Looking at the direct question, ‘to learn code in Python?’ we could start with the very basics. Let’s pretend we’re still young and a long ways off learning college maths. One would hope that we have fundamental numeracy skills and can add/subtract, multiply/divide, compute percentages, understand negative numbers and fractions. Those are all covered by the time we get to middle school, and enough to have under our belt when we begin to learn Python (or programming in general).
More important, believe it or not is literacy skills and communication. Learning a language means having to read a lot, learn a mountain of new terms, grapple with syntax and through it all compose notes that we can decipher down the road. Strong communication skills are a definite asset so what we read makes sense. If this is a problem, then deal with it first, not while you are learning.
Python does not do math for us. We do math with Python (or any language) by drawing on basic constructs and as we progress, the built in math functions that come with the language. We won’t be reaching for those functions to begin with, just using the basic operators and learning the algorithms to achieve our goal (like the sum of a list, &c.).
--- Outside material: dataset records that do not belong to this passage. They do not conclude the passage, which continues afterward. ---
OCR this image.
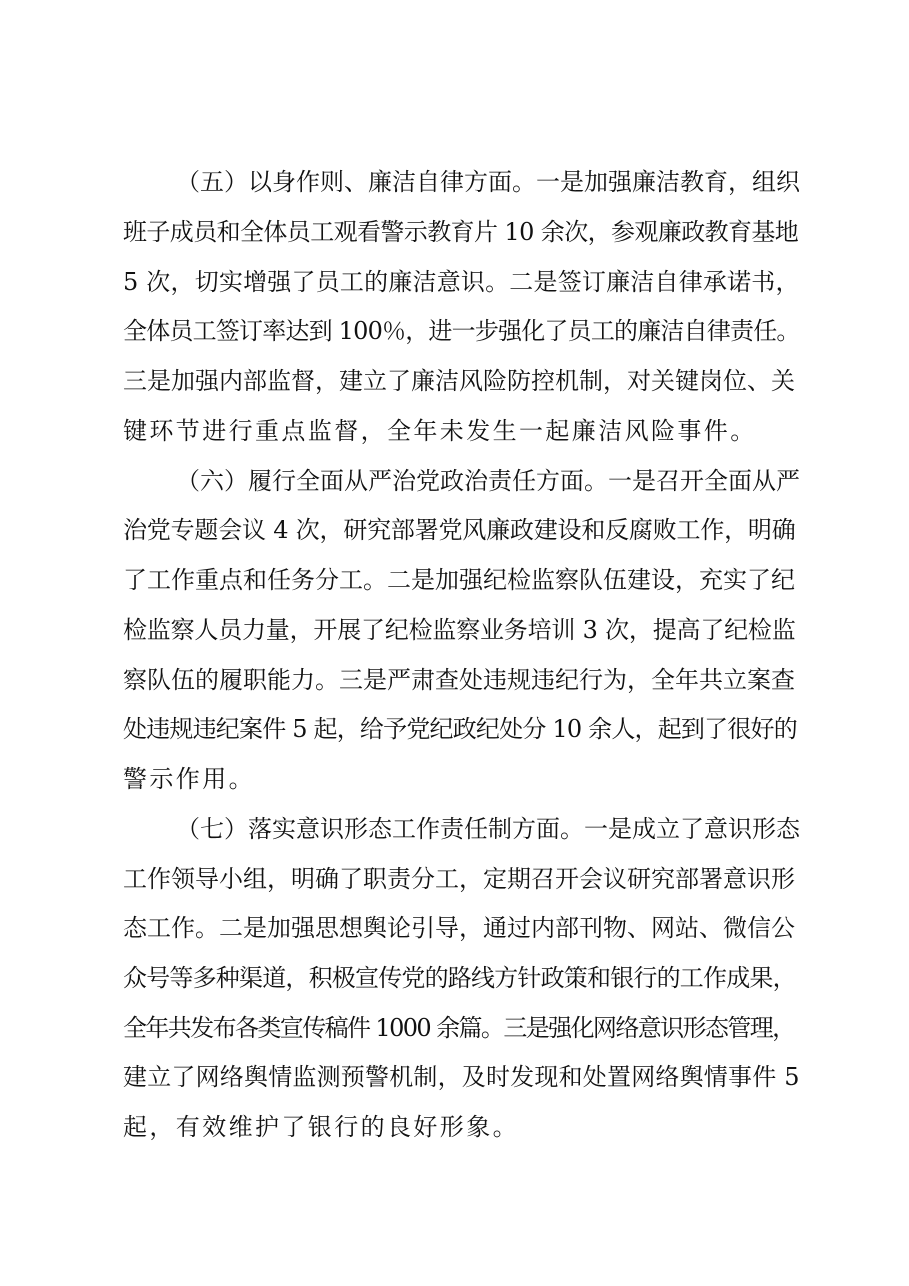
（五）以身作则、廉洁自律方面。一是加强廉洁教育，组织
班子成员和全体员工观看警示教育片 10 余次，参观廉政教育基地
5 次，切实增强了员工的廉洁意识。二是签订廉洁自律承诺书，
全体员工签订率达到 100％，进一步强化了员工的廉洁自律责任。
三是加强内部监督，建立了廉洁风险防控机制，对关键岗位、关
键环节进行重点监督，全年未发生一起廉洁风险事件。
（六）履行全面从严治党政治责任方面。一是召开全面从严
治党专题会议 4 次，研究部署党风廉政建设和反腐败工作，明确
了工作重点和任务分工。二是加强纪检监察队伍建设，充实了纪
检监察人员力量，开展了纪检监察业务培训 3 次，提高了纪检监
察队伍的履职能力。三是严肃查处违规违纪行为，全年共立案查
处违规违纪案件 5 起，给予党纪政纪处分 10 余人，起到了很好的
警示作用。
（七）落实意识形态工作责任制方面。一是成立了意识形态
工作领导小组，明确了职责分工，定期召开会议研究部署意识形
态工作。二是加强思想舆论引导，通过内部刊物、网站、微信公
众号等多种渠道，积极宣传党的路线方针政策和银行的工作成果，
全年共发布各类宣传稿件 1000 余篇。三是强化网络意识形态管理，
建立了网络舆情监测预警机制，及时发现和处置网络舆情事件 5
起，有效维护了银行的良好形象。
It certainly does not hurt to learn math fundamentals alongside the programming, and a segue into more serious learning may be necessary at some point in time. Having a full set of math skills already won’t make one a better programmer, but it will remove one of the hurdles when it comes to integration of math concepts and programming.
Then there is the other piece of the puzzle… Science in general. It’s through studying nature that we learn the math of the universe, the real relationships that make up the physical world. Math is the language of science, so don’t be afraid to enhance your scientific knowledge on the weekends while you get a break from this learning.